- [pdf] [supp]
DDIT: Semantic Scene Completion via Deformable Deep Implicit Templates
Scene reconstructions are often incomplete due to occlusions and limited viewpoints. There have been efforts to use semantic information for scene completion. However, the completed shapes may be rough and imprecise since respective methods rely on 3D convolution and/or lack effective shape constraints. To overcome these limitations, we propose a semantic scene completion method based on deformable deep implicit templates (DDIT). Specifically, we complete each segmented instance in a scene by deforming a template with a latent code. Such a template is expressed by a deep implicit function in the canonical frame. It abstracts the shape prior of a category, and thus can provide constraints on the overall shape of an instance.

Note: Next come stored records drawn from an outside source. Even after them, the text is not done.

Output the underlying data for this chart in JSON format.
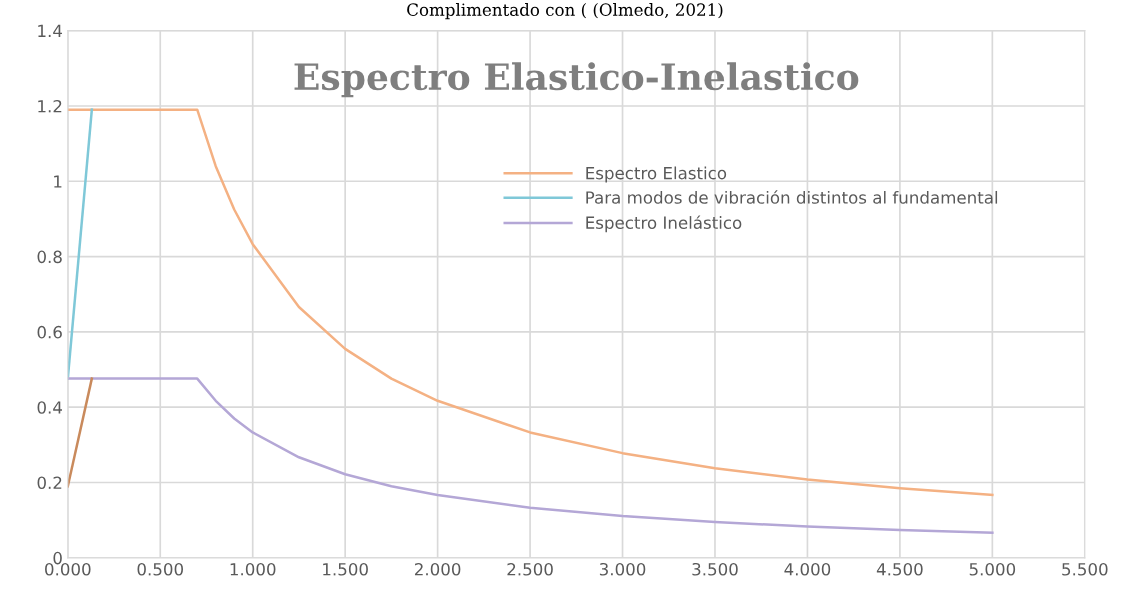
{
  "chart_data": {
    "type": "line",
    "title": "Espectro Elastico-Inelastico",
    "annotations": [
      "Complimentado con ( (Olmedo, 2021)"
    ],
    "series": [
      {
        "name": "Espectro Elastico",
        "color": "#f4b183",
        "x": [
          0,
          0.7,
          0.8,
          0.9,
          1.0,
          1.25,
          1.5,
          1.75,
          2.0,
          2.5,
          3.0,
          3.5,
          4.0,
          4.5,
          5.0
        ],
        "values": [
          1.19,
          1.19,
          1.04,
          0.925,
          0.833,
          0.666,
          0.555,
          0.476,
          0.417,
          0.333,
          0.278,
          0.238,
          0.208,
          0.185,
          0.167
        ]
      },
      {
        "name": "Para modos de vibración distintos al fundamental",
        "color": "#7fc8d8",
        "x": [
          0,
          0.13
        ],
        "values": [
          0.476,
          1.19
        ]
      },
      {
        "name": "Espectro Inelástico",
        "color": "#b4a7d6",
        "x": [
          0,
          0.7,
          0.8,
          0.9,
          1.0,
          1.25,
          1.5,
          1.75,
          2.0,
          2.5,
          3.0,
          3.5,
          4.0,
          4.5,
          5.0
        ],
        "values": [
          0.476,
          0.476,
          0.417,
          0.37,
          0.333,
          0.267,
          0.222,
          0.19,
          0.167,
          0.133,
          0.111,
          0.095,
          0.083,
          0.074,
          0.067
        ]
      },
      {
        "color": "#c98a5c",
        "x": [
          0,
          0.13
        ],
        "values": [
          0.19,
          0.476
        ]
      }
    ],
    "xlim": [
      0,
      5.5
    ],
    "xticks": [
      {
        "value": 0,
        "label": "0.000"
      },
      {
        "value": 0.5,
        "label": "0.500"
      },
      {
        "value": 1,
        "label": "1.000"
      },
      {
        "value": 1.5,
        "label": "1.500"
      },
      {
        "value": 2,
        "label": "2.000"
      },
      {
        "value": 2.5,
        "label": "2.500"
      },
      {
        "value": 3,
        "label": "3.000"
      },
      {
        "value": 3.5,
        "label": "3.500"
      },
      {
        "value": 4,
        "label": "4.000"
      },
      {
        "value": 4.5,
        "label": "4.500"
      },
      {
        "value": 5,
        "label": "5.000"
      },
      {
        "value": 5.5,
        "label": "5.500"
      }
    ],
    "ylim": [
      0,
      1.4
    ],
    "yticks": [
      0,
      0.2,
      0.4,
      0.6,
      0.8,
      1,
      1.2,
      1.4
    ],
    "grid": true,
    "legend": "right",
    "marker": "none",
    "line_style": "solid"
  }
}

Latent code controls the deformation of template to guarantee fine details of an instance. For code prediction, we design a neural network that leverages both intra- and inter-instance information. We also introduce an algorithm to transform instances between the world and canonical frames based on geometric constraints and a hierarchical tree. To further improve accuracy, we jointly optimize the latent code and transformation by enforcing the zero-valued isosurface constraint. In addition, we establish a new dataset to solve different problems of existing datasets. Experiments showed that our DDIT outperforms state-of-the-art approaches.